Con el Lævateinn clavado en el centro de aquel lugar de la Tierra, el portal más fuerte y poderoso de aquel momento, Loki abrió los brazos y miró al cielo, oscuro y tormentoso.
El Midgard temblaba una y otra vez. Las sacudidas eran terribles. Balder había muerto de nuevo y no habría modo de que los dioses ni los humanos abrieran otra puerta para librarse de lo que se les venía encima. Era imposible.
Aquél era el destino de la humanidad. Y el dios dorado no habría regresado, porque lo había matado él mismo con la madera de su bastón, hecha de ramas de muérdago.
Soltó una carcajada histérica.
Empezó a llover y a tronar. Se creó un increíble remolino, un tornado, sobre su cabeza.

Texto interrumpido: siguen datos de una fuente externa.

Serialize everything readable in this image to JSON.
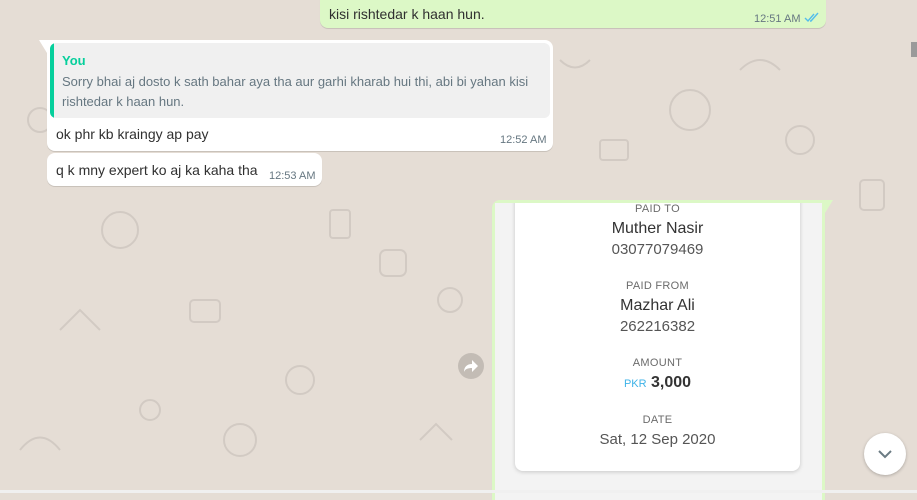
{
  "colors": {
    "chat_background": "#e5ddd5",
    "outgoing_bubble": "#dcf8c6",
    "incoming_bubble": "#ffffff",
    "quote_accent": "#06cf9c",
    "read_ticks": "#53bdeb",
    "currency_accent": "#3fb3e8"
  },
  "messages": [
    {
      "direction": "outgoing",
      "text": "kisi rishtedar k haan hun.",
      "time": "12:51 AM",
      "status_icon": "double-check-read-icon"
    },
    {
      "direction": "incoming",
      "quoted": {
        "author": "You",
        "text": "Sorry bhai aj dosto k sath bahar aya tha aur garhi kharab hui thi, abi bi yahan kisi rishtedar k haan hun."
      },
      "text": "ok phr kb kraingy ap pay",
      "time": "12:52 AM"
    },
    {
      "direction": "incoming",
      "text": "q k mny expert ko aj ka kaha tha",
      "time": "12:53 AM"
    }
  ],
  "receipt": {
    "paid_to_label": "PAID TO",
    "paid_to_name": "Muther Nasir",
    "paid_to_number": "03077079469",
    "paid_from_label": "PAID FROM",
    "paid_from_name": "Mazhar Ali",
    "paid_from_number": "262216382",
    "amount_label": "AMOUNT",
    "currency": "PKR",
    "amount": "3,000",
    "date_label": "DATE",
    "date": "Sat, 12 Sep 2020"
  },
  "controls": {
    "forward_icon": "forward-arrow-icon",
    "scroll_down_icon": "chevron-down-icon"
  }
}
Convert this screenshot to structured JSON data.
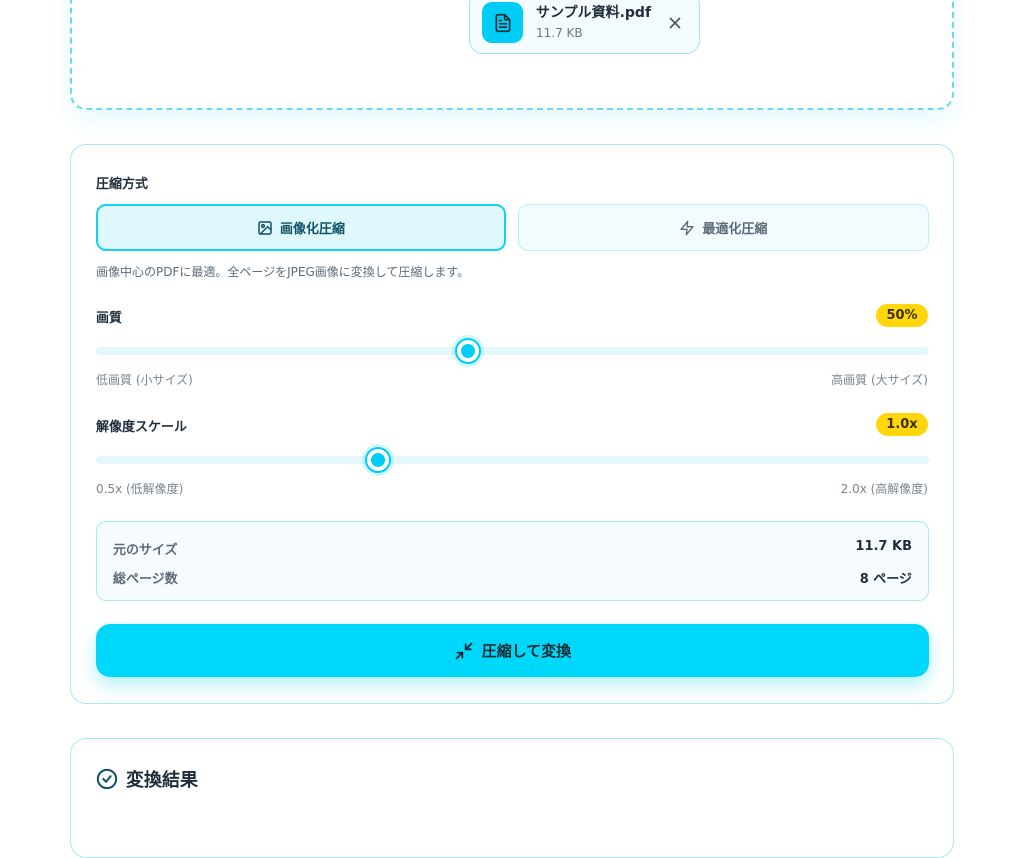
{
  "file": {
    "name": "サンプル資料.pdf",
    "size": "11.7 KB"
  },
  "compression": {
    "section_label": "圧縮方式",
    "methods": [
      {
        "label": "画像化圧縮",
        "icon": "image-icon",
        "selected": true
      },
      {
        "label": "最適化圧縮",
        "icon": "bolt-icon",
        "selected": false
      }
    ],
    "description": "画像中心のPDFに最適。全ページをJPEG画像に変換して圧縮します。"
  },
  "quality": {
    "label": "画質",
    "badge": "50%",
    "value_fraction": 0.447,
    "min_label": "低画質 (小サイズ)",
    "max_label": "高画質 (大サイズ)"
  },
  "scale": {
    "label": "解像度スケール",
    "badge": "1.0x",
    "value_fraction": 0.338,
    "min_label": "0.5x (低解像度)",
    "max_label": "2.0x (高解像度)"
  },
  "info": {
    "original_size_label": "元のサイズ",
    "original_size_value": "11.7 KB",
    "pages_label": "総ページ数",
    "pages_value": "8 ページ"
  },
  "convert_button": {
    "label": "圧縮して変換",
    "icon": "compress-icon"
  },
  "result": {
    "title": "変換結果",
    "icon": "check-circle-icon"
  },
  "colors": {
    "accent": "#00cdf5",
    "badge": "#ffd60a",
    "border": "#a9e9f7",
    "dropzone_border": "#67d9f2"
  }
}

—¡Llamo a mis mundos para que vuelvan a la vida! —gritó con aquellos ojos oscuros fijos en el remolino—. ¡Convoco a Muspelheim y a sus gigantes de fuego! ¡Clamo por el Jotunheim y sus gigantes de hielo y piedra! Reclamo a Svartalfheim y a sus elfos de la oscuridad. Y pido a Hel y a mi hija Hela, que inunden este mundo con sus muertos. Quiero que todos mis hijos despierten y regresen a mí. Ésta ha sido, es y será para siempre nuestra realidad, nuestro mundo. —Sonrió al ver lo que sus palabras provocaban en aquel mundo medio, de razas inferiores y soberbias. Para Loki no había nada peor que valer una mierda y creerse de oro. Y eso eran los humanos—. ¡Llegó la hora de mostrarnos! ¡Que todos los que estuvieron, están y estarán de mi parte, se unan a mí! ¡Venid con papá!